Have you ever tried to install a package from GitHub on your Google Colab? Some time ago, I had this same question. With a little research, I found the solution, which I share with you in this post. And, believe me, importing a Python package from GitHub is easier than you think!
Why is it so important?
Learning how to import a package may seem a secondary task, but sometimes you will want to use a module or something you created on a Tensorflow project.
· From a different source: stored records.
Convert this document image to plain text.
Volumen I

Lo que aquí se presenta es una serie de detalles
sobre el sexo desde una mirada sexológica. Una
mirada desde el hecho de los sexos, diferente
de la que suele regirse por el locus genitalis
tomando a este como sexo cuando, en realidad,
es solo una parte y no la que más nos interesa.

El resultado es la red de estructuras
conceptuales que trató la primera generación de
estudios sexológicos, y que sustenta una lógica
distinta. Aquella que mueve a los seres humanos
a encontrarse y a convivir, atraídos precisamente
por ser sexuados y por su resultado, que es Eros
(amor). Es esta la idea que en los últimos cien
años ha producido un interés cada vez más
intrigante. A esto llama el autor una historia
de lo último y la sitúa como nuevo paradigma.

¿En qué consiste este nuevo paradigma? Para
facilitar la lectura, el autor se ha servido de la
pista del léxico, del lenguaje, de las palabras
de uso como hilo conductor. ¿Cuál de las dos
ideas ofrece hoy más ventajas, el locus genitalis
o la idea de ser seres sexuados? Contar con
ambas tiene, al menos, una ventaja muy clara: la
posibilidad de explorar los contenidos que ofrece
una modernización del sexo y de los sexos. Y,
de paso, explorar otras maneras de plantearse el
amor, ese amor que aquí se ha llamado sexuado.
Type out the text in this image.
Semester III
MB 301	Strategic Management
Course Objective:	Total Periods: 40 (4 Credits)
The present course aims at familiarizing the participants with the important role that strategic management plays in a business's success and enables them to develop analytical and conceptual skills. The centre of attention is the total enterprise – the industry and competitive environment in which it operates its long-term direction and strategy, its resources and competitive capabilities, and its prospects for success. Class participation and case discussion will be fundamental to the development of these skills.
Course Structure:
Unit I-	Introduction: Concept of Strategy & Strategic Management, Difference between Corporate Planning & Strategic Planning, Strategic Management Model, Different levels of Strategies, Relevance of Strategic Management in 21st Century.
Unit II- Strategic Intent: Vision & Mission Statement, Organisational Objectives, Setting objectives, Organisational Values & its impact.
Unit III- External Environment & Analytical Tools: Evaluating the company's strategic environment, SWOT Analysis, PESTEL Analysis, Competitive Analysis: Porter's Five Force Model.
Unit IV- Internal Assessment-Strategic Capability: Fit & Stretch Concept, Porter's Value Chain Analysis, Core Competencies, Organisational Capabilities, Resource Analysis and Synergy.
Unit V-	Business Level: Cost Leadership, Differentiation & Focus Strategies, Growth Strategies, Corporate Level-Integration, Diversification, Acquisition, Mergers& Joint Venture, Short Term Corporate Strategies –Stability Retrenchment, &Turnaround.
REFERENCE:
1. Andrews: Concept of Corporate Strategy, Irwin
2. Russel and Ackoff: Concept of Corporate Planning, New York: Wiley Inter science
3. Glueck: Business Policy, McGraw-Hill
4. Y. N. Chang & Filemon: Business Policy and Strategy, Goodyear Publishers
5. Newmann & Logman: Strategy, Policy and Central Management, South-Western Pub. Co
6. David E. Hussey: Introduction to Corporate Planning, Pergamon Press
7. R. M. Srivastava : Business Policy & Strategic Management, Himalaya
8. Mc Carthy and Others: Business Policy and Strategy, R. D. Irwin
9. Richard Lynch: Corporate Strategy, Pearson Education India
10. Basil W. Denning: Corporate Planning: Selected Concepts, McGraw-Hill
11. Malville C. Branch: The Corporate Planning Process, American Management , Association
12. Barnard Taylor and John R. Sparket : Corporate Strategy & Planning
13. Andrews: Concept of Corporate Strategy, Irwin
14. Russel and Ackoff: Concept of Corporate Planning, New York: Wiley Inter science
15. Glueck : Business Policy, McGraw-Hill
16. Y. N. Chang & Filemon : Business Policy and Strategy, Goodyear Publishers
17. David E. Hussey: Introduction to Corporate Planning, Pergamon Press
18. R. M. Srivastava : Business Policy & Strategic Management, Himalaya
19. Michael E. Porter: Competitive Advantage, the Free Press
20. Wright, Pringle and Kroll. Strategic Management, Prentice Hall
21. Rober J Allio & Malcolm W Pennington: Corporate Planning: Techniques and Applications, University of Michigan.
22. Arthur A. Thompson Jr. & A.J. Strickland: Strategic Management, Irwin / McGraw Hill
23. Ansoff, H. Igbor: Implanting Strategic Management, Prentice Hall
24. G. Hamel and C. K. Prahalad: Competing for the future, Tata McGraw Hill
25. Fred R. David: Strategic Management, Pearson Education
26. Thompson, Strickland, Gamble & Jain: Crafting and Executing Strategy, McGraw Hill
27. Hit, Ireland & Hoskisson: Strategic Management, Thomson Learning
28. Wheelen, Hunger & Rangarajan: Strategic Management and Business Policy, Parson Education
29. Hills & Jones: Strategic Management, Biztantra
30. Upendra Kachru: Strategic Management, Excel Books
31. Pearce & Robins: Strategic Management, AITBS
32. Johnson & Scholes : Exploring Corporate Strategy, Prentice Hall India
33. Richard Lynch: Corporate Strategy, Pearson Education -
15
You can upload documents and other stuff using the Colab interface. But if you stop a session, you will have to manually upload everything back.
A simpler way of uploading things is cloning a GitHub repository and using command line to automate this step.
Import and install
First thing to do is cloning the repository you want to use.
Then use %cd to navigate to the directory you want.
⚠️ If you have run the clone command before, you will see a message saying that the files are already downloaded. You can restart your session (everything will be erased) or use the pull command to get the changes made on the repository before installing the requirements and the package itself.
The package I am trying to install depends on other packages to work. Let’s install these using the !pip command and the requirements.txt file.
Then, I will proceed to the install of the package itself. Use the command !python setup.py install to do it.
The last thing to do is importing your package!
# clone package repository !git clone https://github.com/vallantin/atalaia.git # navigate to atalaia directory %cd atalaia # get modifications made on the repo !git pull origin master # install packages requirements !pip install -r requirements.txt # install package !python setup.py install # import it from atalaia.atalaia import Atalaia
Installing packages can have unexpected effects on your environment.
Different packages can have the same dependencies, but use different versions of them.
If you find problems, try to force/re-install the packages that are not working.
#!pip install --upgrade --force-reinstall **some_package_here**
Finally, import the other packages and pray for the best 🙈. Hopefully, you won’t spend one hour debugging as I did.
# do other imports to test if we have errors import tensorflow as tf import tensorflow_hub as hub import tensorflow_datasets as tfds from tensorflow.keras.preprocessing.text import Tokenizer from tensorflow.keras.preprocessing.sequence import pad_sequences import numpy as np import pandas as pd from pprint import pprint
Conclusion: what we learned today
Importing external packages is useful when you need to use something you developed locally.
Since not everyone has an external GPU at home, training Deep Learning models on Colab is very handy.